O provérbio “melhor prevenir do que remediar” resume uma escolha simples: aceitar um pequeno cuidado agora para evitar um problema maior depois. Em inglês, better safe than sorry expressa cautela diante do risco. A ideia aparece em variantes desde o século XIX e continua relevante nas decisões do cotidiano.
O que significa “melhor prevenir do que remediar”?
Entre as frases proverbiais em inglês, better safe than sorry aconselha cautela antes de uma consequência indesejada. A lógica é direta: uma precaução pequena pode custar menos que corrigir um problema depois que ele já aconteceu.
O provérbio funciona porque compara dois momentos. Primeiro vem a escolha de conferir, guardar, revisar ou proteger; depois viria o possível arrependimento. Prevenção e remediação têm custos diferentes, e a frase sugere agir antes quando o dano potencial parece mais caro que o cuidado inicial.

De onde vem a expressão better safe than sorry?
O Dictionary.com registra uma forma anterior, better sure than sorry, em 1837. Fontes sobre a história da expressão relacionam essa variante ao romance Rory O’More, de Samuel Lover, mostrando que a ideia já circulava no inglês do século XIX.
A formulação moderna better safe than sorry consolidou a mesma oposição entre precaução e arrependimento. Não é necessário imaginar um único inventor da ideia: provérbios costumam ganhar variantes, simplificações e novas formas até uma delas se tornar a mais reconhecida.
Por que esse provérbio funciona tão bem em decisões cotidianas?
A frase cabe em situações onde o custo da precaução é pequeno: fazer cópia de um arquivo, conferir um pagamento, sair alguns minutos antes ou guardar um comprovante. Se nada der errado, o cuidado pode parecer exagerado; se houver problema, ele ganha valor imediatamente.
Esse contraste torna o provérbio memorável. A prevenção acontece antes de sabermos se será necessária. Por isso, ela pode parecer desperdício no momento. A frase lembra que a utilidade de certos cuidados só fica visível quando o risco realmente se transforma em consequência.
A seguir listamos quatro situações em que a prevenção pesa porque um cuidado pequeno pode evitar um problema muito mais trabalhoso depois:
- Dinheiro: conferir dados antes de uma transferência evita tentar recuperar o valor depois.
- Trabalho: salvar versões e cópias reduz o impacto de perda de arquivos importantes.
- Rotina: confirmar horários e documentos evita descobrir uma falta quando já é tarde.
- Segurança: revisar condições antes de uma tarefa pode impedir que um risco previsível se transforme em acidente.

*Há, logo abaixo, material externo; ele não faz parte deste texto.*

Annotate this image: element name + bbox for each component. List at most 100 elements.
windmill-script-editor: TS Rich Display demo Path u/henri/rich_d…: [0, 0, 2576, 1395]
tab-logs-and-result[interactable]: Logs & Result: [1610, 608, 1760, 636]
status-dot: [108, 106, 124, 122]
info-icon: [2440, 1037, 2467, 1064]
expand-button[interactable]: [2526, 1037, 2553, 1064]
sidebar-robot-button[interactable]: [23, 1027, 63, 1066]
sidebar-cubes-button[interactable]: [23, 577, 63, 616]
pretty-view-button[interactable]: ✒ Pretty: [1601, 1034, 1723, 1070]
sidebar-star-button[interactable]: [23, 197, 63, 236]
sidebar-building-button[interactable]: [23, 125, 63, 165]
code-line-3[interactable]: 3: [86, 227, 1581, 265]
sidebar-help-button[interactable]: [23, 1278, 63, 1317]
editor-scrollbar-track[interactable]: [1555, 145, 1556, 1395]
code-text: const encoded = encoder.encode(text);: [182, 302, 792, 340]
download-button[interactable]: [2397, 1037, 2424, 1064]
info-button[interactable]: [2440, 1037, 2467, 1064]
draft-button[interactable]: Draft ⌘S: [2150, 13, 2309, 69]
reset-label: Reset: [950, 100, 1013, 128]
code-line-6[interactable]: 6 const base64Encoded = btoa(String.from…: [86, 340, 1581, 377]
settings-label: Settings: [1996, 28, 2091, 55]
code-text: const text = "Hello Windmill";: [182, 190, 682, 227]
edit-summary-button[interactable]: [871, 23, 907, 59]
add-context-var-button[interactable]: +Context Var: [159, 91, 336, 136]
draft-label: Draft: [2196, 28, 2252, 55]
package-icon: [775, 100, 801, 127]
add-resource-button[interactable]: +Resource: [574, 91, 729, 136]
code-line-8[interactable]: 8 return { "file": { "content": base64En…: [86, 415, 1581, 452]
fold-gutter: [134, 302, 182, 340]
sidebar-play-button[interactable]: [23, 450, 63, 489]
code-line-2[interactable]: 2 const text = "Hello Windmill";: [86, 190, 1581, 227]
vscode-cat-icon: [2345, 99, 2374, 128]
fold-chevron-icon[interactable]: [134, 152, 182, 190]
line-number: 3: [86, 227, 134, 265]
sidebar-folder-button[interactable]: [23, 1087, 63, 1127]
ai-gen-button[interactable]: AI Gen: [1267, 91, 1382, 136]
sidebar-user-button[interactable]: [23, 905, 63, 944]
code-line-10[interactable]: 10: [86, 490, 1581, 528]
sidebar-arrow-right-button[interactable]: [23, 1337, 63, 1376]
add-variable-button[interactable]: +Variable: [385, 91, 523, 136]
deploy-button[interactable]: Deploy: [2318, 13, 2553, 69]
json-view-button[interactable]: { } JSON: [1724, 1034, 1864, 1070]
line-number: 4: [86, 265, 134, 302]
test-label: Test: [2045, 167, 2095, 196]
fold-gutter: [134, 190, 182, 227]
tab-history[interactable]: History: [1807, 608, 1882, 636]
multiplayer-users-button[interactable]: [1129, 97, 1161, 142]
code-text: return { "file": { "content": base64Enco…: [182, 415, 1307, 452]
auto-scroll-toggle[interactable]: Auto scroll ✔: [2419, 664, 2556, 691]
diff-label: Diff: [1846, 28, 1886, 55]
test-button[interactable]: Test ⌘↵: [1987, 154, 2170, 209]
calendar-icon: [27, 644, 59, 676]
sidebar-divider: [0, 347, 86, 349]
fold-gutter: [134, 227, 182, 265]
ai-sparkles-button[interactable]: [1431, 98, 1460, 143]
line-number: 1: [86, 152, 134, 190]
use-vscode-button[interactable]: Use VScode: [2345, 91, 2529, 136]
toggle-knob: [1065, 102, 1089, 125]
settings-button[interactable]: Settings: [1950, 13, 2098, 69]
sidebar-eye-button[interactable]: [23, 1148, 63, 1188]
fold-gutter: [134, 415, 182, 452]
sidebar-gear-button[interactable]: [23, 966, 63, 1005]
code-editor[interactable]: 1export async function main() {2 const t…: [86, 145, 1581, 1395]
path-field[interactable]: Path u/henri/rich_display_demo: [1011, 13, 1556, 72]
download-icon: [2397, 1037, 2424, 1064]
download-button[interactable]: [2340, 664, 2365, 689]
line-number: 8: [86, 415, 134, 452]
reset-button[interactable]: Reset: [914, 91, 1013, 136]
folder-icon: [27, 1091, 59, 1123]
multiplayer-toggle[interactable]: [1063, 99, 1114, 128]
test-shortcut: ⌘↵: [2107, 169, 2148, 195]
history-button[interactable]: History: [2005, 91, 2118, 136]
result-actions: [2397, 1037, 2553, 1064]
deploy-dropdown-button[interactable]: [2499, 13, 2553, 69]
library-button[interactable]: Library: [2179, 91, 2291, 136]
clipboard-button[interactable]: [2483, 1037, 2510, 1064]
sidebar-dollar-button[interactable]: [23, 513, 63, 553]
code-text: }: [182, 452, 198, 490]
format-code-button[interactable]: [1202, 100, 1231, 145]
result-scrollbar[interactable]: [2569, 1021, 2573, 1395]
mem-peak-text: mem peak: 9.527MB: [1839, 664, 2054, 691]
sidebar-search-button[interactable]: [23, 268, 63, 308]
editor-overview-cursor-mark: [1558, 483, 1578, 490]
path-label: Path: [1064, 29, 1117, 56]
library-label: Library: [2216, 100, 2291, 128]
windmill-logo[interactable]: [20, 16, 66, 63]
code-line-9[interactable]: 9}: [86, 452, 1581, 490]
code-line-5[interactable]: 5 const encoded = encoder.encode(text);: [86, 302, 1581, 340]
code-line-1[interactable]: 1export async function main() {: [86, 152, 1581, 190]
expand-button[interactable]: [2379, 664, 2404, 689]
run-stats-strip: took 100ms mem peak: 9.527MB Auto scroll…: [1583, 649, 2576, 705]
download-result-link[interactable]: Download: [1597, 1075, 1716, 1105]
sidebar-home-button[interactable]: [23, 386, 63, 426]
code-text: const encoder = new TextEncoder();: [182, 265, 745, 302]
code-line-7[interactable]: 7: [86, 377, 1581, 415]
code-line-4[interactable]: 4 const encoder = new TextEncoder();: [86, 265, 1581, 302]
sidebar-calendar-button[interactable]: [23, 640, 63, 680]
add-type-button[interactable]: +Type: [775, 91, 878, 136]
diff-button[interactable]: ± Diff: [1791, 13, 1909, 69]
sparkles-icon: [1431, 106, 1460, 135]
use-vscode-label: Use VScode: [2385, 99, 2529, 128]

Ser prudente significa sempre escolher a opção mais segura?
Não. Precaução também tem custo, seja em tempo, dinheiro ou oportunidades perdidas. O provérbio não oferece fórmula matemática. Ele funciona melhor quando uma ação preventiva é simples e o possível problema seria desproporcionalmente mais caro ou difícil de corrigir.
Também existe diferença entre prudência e paralisia. Evitar qualquer risco tornaria muitas escolhas impossíveis. O sentido da frase é lembrar que alguns perigos merecem preparação, não recomendar medo permanente. Avaliar probabilidade, consequência e custo da prevenção torna a aplicação mais equilibrada.
A seguir listamos quatro elementos de uma decisão prudente que ajudam a separar prevenção razoável de excesso de cautela diante de qualquer possibilidade:
| Fator | Pergunta útil | O que indica |
|---|---|---|
| Probabilidade | Pode acontecer? | Chance do problema |
| Impacto | Quanto custaria? | Tamanho da consequência |
| Prevenção | É simples evitar? | Custo do cuidado |
| Reversão | Dá para corrigir? | Dificuldade posterior |
Por que o provérbio continua tão atual?
Porque muitas decisões ainda acontecem antes de termos certeza sobre o resultado. Prevenção trabalha com incerteza: fazemos cópias, revisões, seguros, verificações e planos alternativos justamente porque não sabemos se serão necessários. A frase transforma essa lógica em um conselho curto e fácil de aplicar.
“Melhor prevenir do que remediar” continua útil porque coloca duas perguntas lado a lado: quanto custa ter cuidado agora e quanto custaria lamentar depois? Quando a primeira resposta é pequena e a segunda pode ser grande, a prudência deixa de parecer exagero e passa a funcionar como escolha racional.